À Moda do Medina:

(Texto do Autor Convidado Jorge Cruz)

A destruição do edifício do Diário de Noticias, na Avenida da Liberdade em Lisboa, é um escândalo e um sinal dos tempos que vivemos em que o capital destrói tudo, mesmo com um governo que se diz socialista, ou social democrata, eles próprios não sabem o que são, e suportado por partidos que se dizem de esquerda, supostamente defensores do património e dos valores culturais.Tanta defesa do património, tantas classificações de património da Unesco, tanta cagança com o património, e todos os dias se arrasa e destrói património. E tudo disfarçado de grandes “recuperações”, porque se “mantém a traça” e se “mantém a fachada”. Tudo o resto é destruído, demolido, alterado.

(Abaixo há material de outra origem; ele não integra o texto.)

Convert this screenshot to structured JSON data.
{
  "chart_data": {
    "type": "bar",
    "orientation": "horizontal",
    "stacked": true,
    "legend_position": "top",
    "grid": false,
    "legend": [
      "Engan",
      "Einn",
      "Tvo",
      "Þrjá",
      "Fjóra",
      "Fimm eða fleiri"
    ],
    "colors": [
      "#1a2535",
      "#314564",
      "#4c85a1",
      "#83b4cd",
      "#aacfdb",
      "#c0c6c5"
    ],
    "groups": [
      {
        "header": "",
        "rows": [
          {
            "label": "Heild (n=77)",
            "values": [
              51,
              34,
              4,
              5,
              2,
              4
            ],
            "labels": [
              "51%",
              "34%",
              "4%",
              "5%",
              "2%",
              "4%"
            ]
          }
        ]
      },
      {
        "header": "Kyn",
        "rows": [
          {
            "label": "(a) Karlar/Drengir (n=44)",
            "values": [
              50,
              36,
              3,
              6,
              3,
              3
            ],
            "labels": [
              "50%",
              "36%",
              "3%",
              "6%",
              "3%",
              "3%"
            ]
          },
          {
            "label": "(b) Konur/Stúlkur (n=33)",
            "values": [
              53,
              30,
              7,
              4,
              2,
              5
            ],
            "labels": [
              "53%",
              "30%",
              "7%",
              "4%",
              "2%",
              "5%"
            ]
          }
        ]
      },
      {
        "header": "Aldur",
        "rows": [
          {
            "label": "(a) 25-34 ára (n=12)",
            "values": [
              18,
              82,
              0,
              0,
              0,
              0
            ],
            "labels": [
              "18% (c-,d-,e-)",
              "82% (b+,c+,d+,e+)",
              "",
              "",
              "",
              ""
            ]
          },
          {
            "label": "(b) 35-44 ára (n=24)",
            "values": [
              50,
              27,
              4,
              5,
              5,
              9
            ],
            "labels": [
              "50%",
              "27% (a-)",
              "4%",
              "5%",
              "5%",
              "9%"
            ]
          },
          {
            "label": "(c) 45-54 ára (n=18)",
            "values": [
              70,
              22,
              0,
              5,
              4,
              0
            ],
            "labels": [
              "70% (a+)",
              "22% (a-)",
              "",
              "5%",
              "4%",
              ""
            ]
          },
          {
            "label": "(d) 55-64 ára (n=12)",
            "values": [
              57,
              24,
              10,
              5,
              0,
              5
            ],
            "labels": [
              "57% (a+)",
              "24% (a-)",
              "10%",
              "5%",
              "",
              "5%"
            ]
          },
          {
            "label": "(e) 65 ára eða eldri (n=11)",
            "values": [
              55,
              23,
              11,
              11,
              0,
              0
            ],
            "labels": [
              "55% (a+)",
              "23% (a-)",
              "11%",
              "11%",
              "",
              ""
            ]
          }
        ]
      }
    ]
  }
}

O edifício do Diário de Noticias, do Arqt. Porfírio Pardal Monteiro, um dos mais icónicos edifícios da boa arquitetura existente em Portugal, desenhado para ser uma sede de um jornal com escritórios, redacção, gabinetes, salas de jornalistas e tudo o demais pensado para aquela função específica, foi travestido para edifício de apartamentos. Mantiveram a fachada, deixaram o anúncio luminoso, a entrada foi salva, e ficou um guichet de vidro e alumínio como símbolo da destruição perpetuada. Para que serve termos um Ministério da Cultura, uma Direcção Geral do Património Cultural, uma Câmara Municipal com serviços técnicos, tantos técnicos especialistas e serviços para analisar projectos e dar pareceres, se depois, quando há alguma coisa que deve ser salvaguardada, defendida, protegida, ninguém faz nada, ninguém cumpre com o seu papel?

Todas as regras, cartas internacionais, procedimentos devidos são negligenciados sem nenhum agravo. Pelo contrário, não faltam as referências elogiosas, e até prémios. E assim se destrói o património arquitetónico modernista do Séc. XX. Em Lisboa, e por todo o país, edifícios de serviços, teatros, cinemas, hotéis, mercados, escritórios, edifícios industriais e outros, são adulterados e transformados, com aquele triste selo de se ter “mantido a traça”, que é o termo chave sinónimo de destruição, mantendo um berloque ou um bocadinho da fachada. É um termo sem nenhum significado técnico, usado com frequência por ignorantes que não sabem do que falam. Trata-se de pura destruição de património nacional do mais importante que temos.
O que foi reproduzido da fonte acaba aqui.